Our industry faces a number of challenges and problems right now. We’re still in the middle of a huge skills crisis. Brexit is on the horizon in the form of no-deal as it stands right now. The sustainability scrutiny is on its way and our industry is still complaining about poor product quality and customer service.
So, as you might imagine, this called for a poll.
Much to do
Each of what I have mentioned above is a big deal individually in their own right. Each problem could and is causing large headaches for the fenestration industry in this country.
I have long argued that the skills gap is the one that will do the most damage to the industry over the long term. I still believe that. Progress and development will come to a grinding halt in this sector if we’re unable to recruit enough talented young people. Installers and fabricators are experiencing the rough end of that deal right now. Speaking from the point of view as an installer, I can confirm that the talent pool remains very shallow and spread very thin. It holds back company growth and increases strain on the business. The same will go for fabricators. There appears to be a sharp lack of dedicated, hard working young people ready to come in and help fabricators grow.

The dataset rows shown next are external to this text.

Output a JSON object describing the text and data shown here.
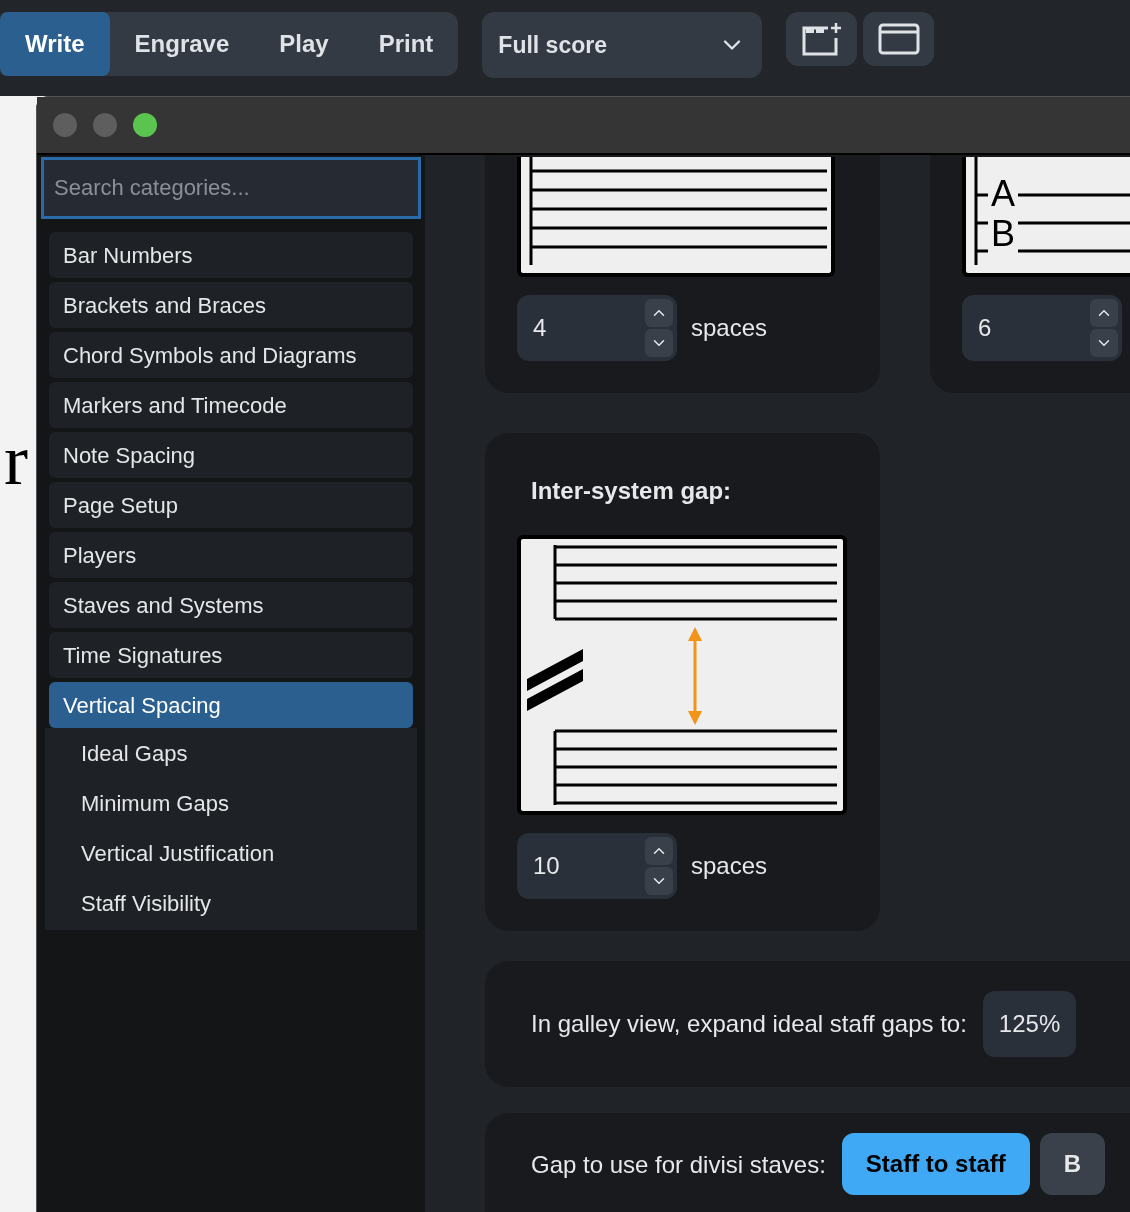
{
  "mode_tabs": [
    {
      "label": "Write",
      "selected": true
    },
    {
      "label": "Engrave",
      "selected": false
    },
    {
      "label": "Play",
      "selected": false
    },
    {
      "label": "Print",
      "selected": false
    }
  ],
  "layout_select": {
    "value": "Full score"
  },
  "background_score": {
    "text": "r"
  },
  "search": {
    "placeholder": "Search categories..."
  },
  "categories": [
    {
      "label": "Bar Numbers",
      "selected": false
    },
    {
      "label": "Brackets and Braces",
      "selected": false
    },
    {
      "label": "Chord Symbols and Diagrams",
      "selected": false
    },
    {
      "label": "Markers and Timecode",
      "selected": false
    },
    {
      "label": "Note Spacing",
      "selected": false
    },
    {
      "label": "Page Setup",
      "selected": false
    },
    {
      "label": "Players",
      "selected": false
    },
    {
      "label": "Staves and Systems",
      "selected": false
    },
    {
      "label": "Time Signatures",
      "selected": false
    },
    {
      "label": "Vertical Spacing",
      "selected": true,
      "expanded": true,
      "children": [
        {
          "label": "Ideal Gaps",
          "selected": false
        },
        {
          "label": "Minimum Gaps",
          "selected": false
        },
        {
          "label": "Vertical Justification",
          "selected": false
        },
        {
          "label": "Staff Visibility",
          "selected": false
        }
      ]
    }
  ],
  "top_cards": [
    {
      "kind": "staff",
      "value": "4",
      "unit": "spaces"
    },
    {
      "kind": "tab",
      "letters": [
        "A",
        "B"
      ],
      "value": "6"
    }
  ],
  "inter_system_gap": {
    "label": "Inter-system gap:",
    "value": "10",
    "unit": "spaces"
  },
  "galley": {
    "label": "In galley view, expand ideal staff gaps to:",
    "value": "125%"
  },
  "divisi": {
    "label": "Gap to use for divisi staves:",
    "options": [
      {
        "label": "Staff to staff",
        "selected": true
      },
      {
        "label": "B",
        "selected": false
      }
    ]
  }
}
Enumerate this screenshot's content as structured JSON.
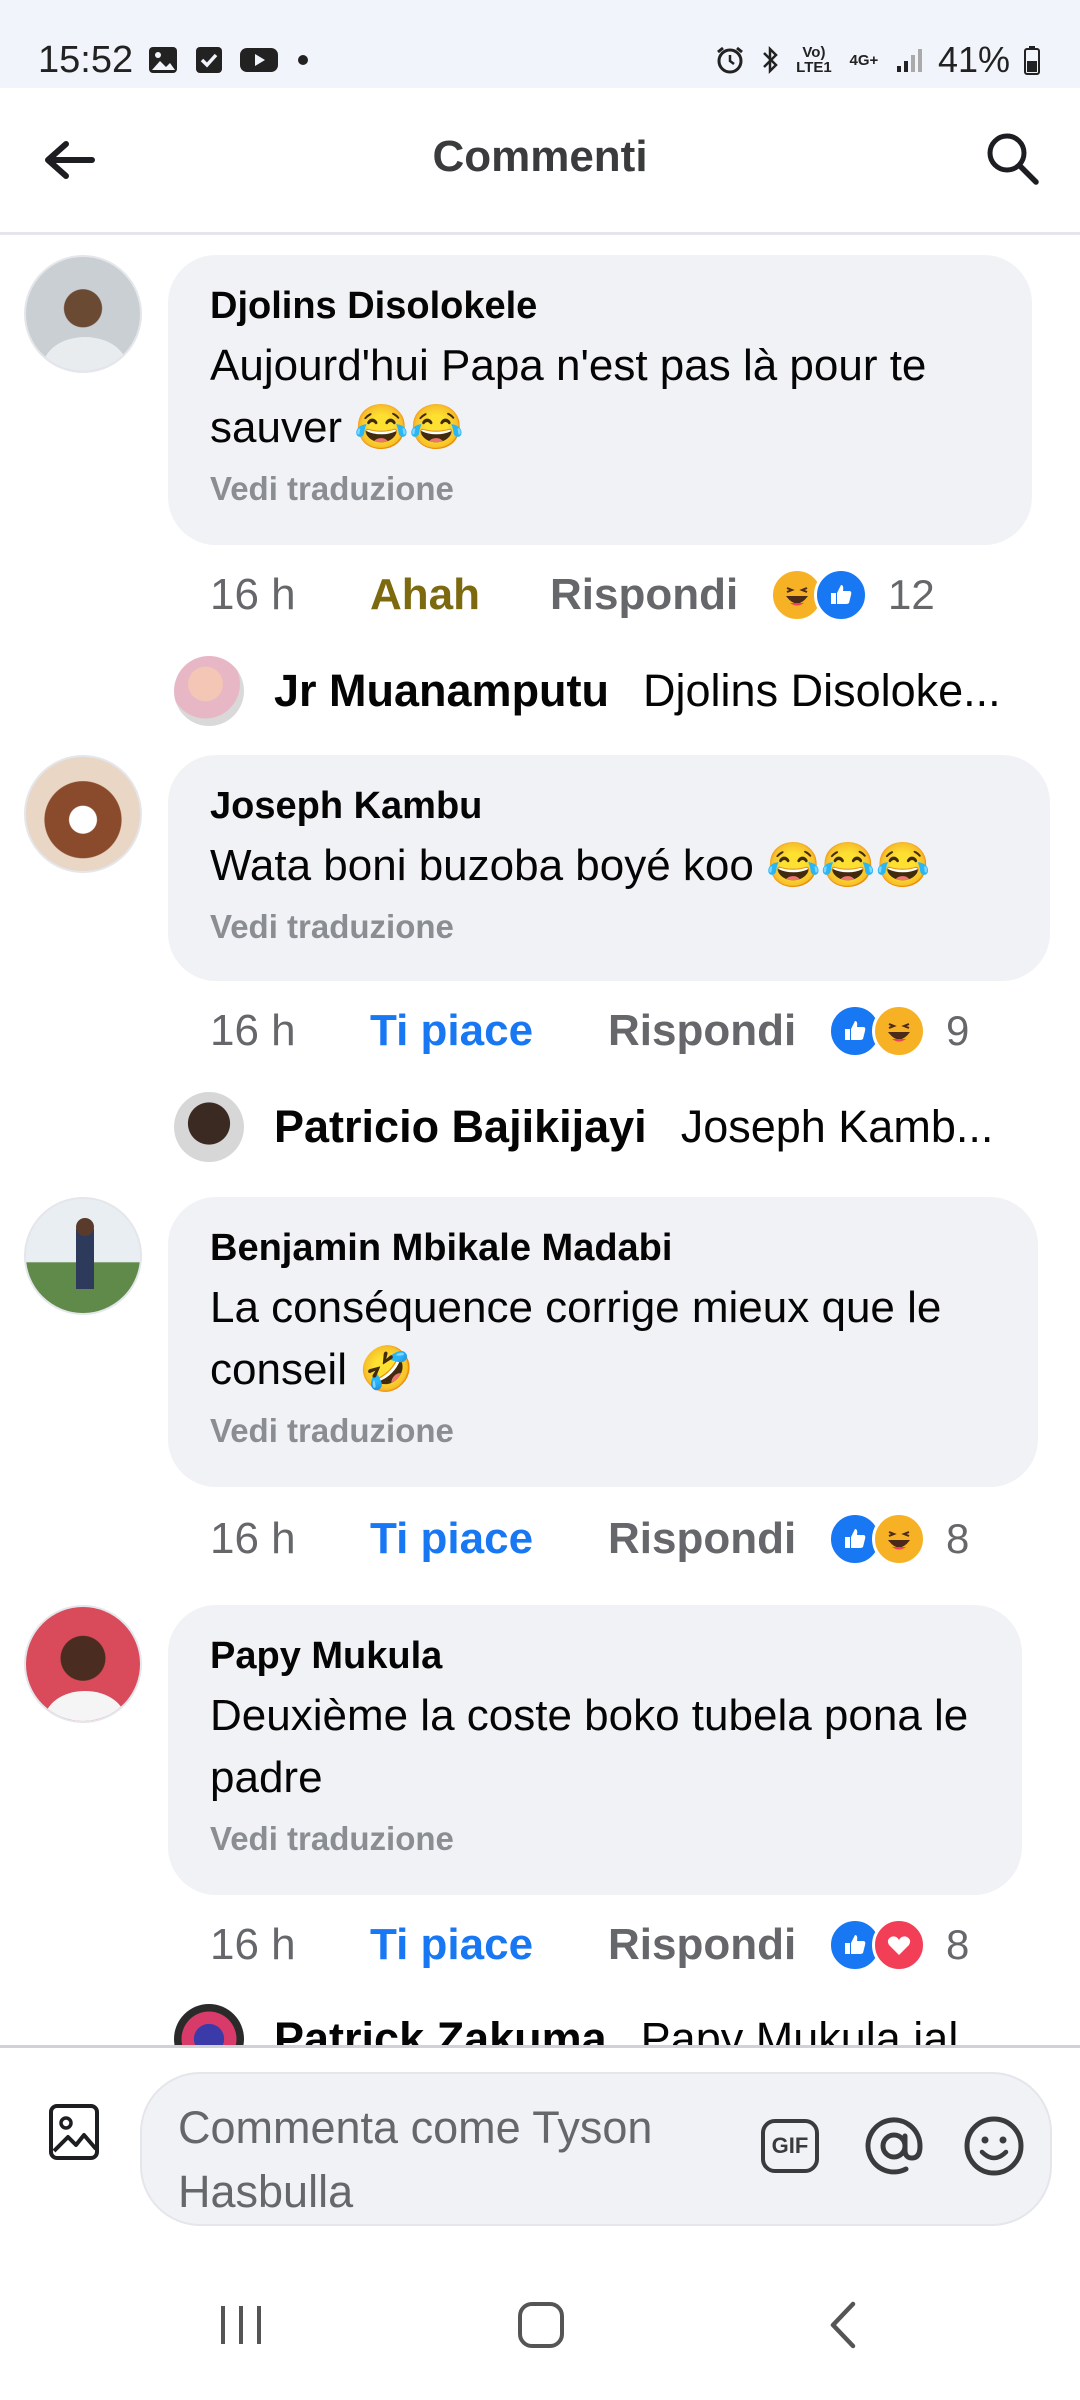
{
  "status_bar": {
    "time": "15:52",
    "battery": "41%",
    "notification_icons": [
      "gallery-icon",
      "checkbox-icon",
      "youtube-icon",
      "dot-icon"
    ],
    "system_icons": [
      "alarm-icon",
      "bluetooth-icon",
      "volte-icon",
      "4g-icon",
      "signal-icon",
      "battery-icon"
    ],
    "volte_label": "Vo) LTE1",
    "network_label": "4G+"
  },
  "header": {
    "title": "Commenti"
  },
  "comments": [
    {
      "name": "Djolins Disolokele",
      "text": "Aujourd'hui Papa n'est pas là pour te sauver 😂😂",
      "translate": "Vedi traduzione",
      "time": "16 h",
      "reaction_label": "Ahah",
      "reply_label": "Rispondi",
      "reactions": [
        "haha",
        "like"
      ],
      "count": "12",
      "reply": {
        "name": "Jr Muanamputu",
        "snippet": "Djolins Disoloke..."
      }
    },
    {
      "name": "Joseph Kambu",
      "text": "Wata boni buzoba boyé koo 😂😂😂",
      "translate": "Vedi traduzione",
      "time": "16 h",
      "reaction_label": "Ti piace",
      "reply_label": "Rispondi",
      "reactions": [
        "like",
        "haha"
      ],
      "count": "9",
      "reply": {
        "name": "Patricio Bajikijayi",
        "snippet": "Joseph Kamb..."
      }
    },
    {
      "name": "Benjamin Mbikale Madabi",
      "text": "La conséquence corrige mieux que le conseil 🤣",
      "translate": "Vedi traduzione",
      "time": "16 h",
      "reaction_label": "Ti piace",
      "reply_label": "Rispondi",
      "reactions": [
        "like",
        "haha"
      ],
      "count": "8"
    },
    {
      "name": "Papy Mukula",
      "text": "Deuxième la coste boko tubela pona le padre",
      "translate": "Vedi traduzione",
      "time": "16 h",
      "reaction_label": "Ti piace",
      "reply_label": "Rispondi",
      "reactions": [
        "like",
        "love"
      ],
      "count": "8",
      "reply": {
        "name": "Patrick Zakuma",
        "snippet": "Papy Mukula ial..."
      }
    }
  ],
  "composer": {
    "placeholder": "Commenta come Tyson Hasbulla",
    "gif_label": "GIF"
  },
  "colors": {
    "like_blue": "#1877f2",
    "haha_yellow": "#f7b125",
    "love_red": "#f33e58",
    "ahah_text": "#7d6a0f",
    "bubble_bg": "#f0f2f5"
  }
}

Before I examine the other problems, this is the question I am asking my followers, and you guys, to go an answer on Twitter:
What is the fenestration industry's biggest problem right now?— glazingblogger (@glazingblogger) August 11, 2019
The sustainability question
Although our industry’s people problem remains the most important issue to resolve at this present time, you cannot ignore the green wave that is spreading across all sectors and society in general.
Our industry, just like all others, is going to have to prove to itself and the outside world that what we make, how we make it, how we use it and how we reuse it is sustainable and as least damaging to the environment as possible. Specificially, PVCu has this problem the most. Timber and aluminium are well known for being recyclable. But PVCu can be too, many times over. Our industry has to very quickly learn how to speak to the public rather than itself and educate the public that before they go off the idea of PVCu windows and doors, they’re actually a sustainable material which can be reused and doesn’t have to go into the ground once used.
If we fail to grasp this particular problem now, we could face a huge societal swing away from it’s use, which could cause huge damage to the industry.
In a recent poll by Insight Data, they found that 60% of their respondants said that their business would propser under a no-deal scenario. Remarkable confidence in the face of predictions of the end of days for the UK.
We have to consider that as we get closer to the end of October, which is the current leaving date for the UK, the media machine will go into overdrive. Much focus will be on Parliament and how that particular institution continues to function during these unprecedented times. But for all the noise that will be created, we have to remember that overnight the world isn’t going to fall in on itself.
There may well indeed be a sharp, but short, period where we adjust to different paradigms within the UK. Again, the media will make much of the fallout, whichever way it goes. But, this is not the financial crisis. That was a much more immediate, dramatic, global collapse of the single most important interconnected system on the planet. Leaving a political union will not match that.
Though the figure of 60% may seem high, its a signal that many are able to see through the hype and spin of politics and media and understand what is possible for their companies. Its actually quite a refreshing stat to see.
Quality and customer service
This one hasn’t gone away. I have written in my yearly reviews in the past couple of years that problems around product quality and customer service have been high on the agenda for the fenestration industry. Its something we have to get a grip on.
During the course of this year, I have seen nothing which tells me things have got better. I wouldn’t say things have got particularly worse. But the bar was already set quite low in the past couple of years, which means its disappointing to see that the early voting in the poll above puts this issue quite a way out in front.
Poor customer service and product quality, no matter where you are in the supply chain, is so disruptive to business. A batch of poor quality windows to an installer from a fabricator can make the different between them being paid by the home owner or not. It has a chain reaction up to the fabricator and their suppliers as well. Get a couple of bad deliveries in a week and it can cause huge problems, especially for the smaller installers.
I can understand fully why this option may come out on top when the poll ends in a weeks time. Many of you out there are installers and fabricators, so will experience the problems this brings quicker than any of the other three options.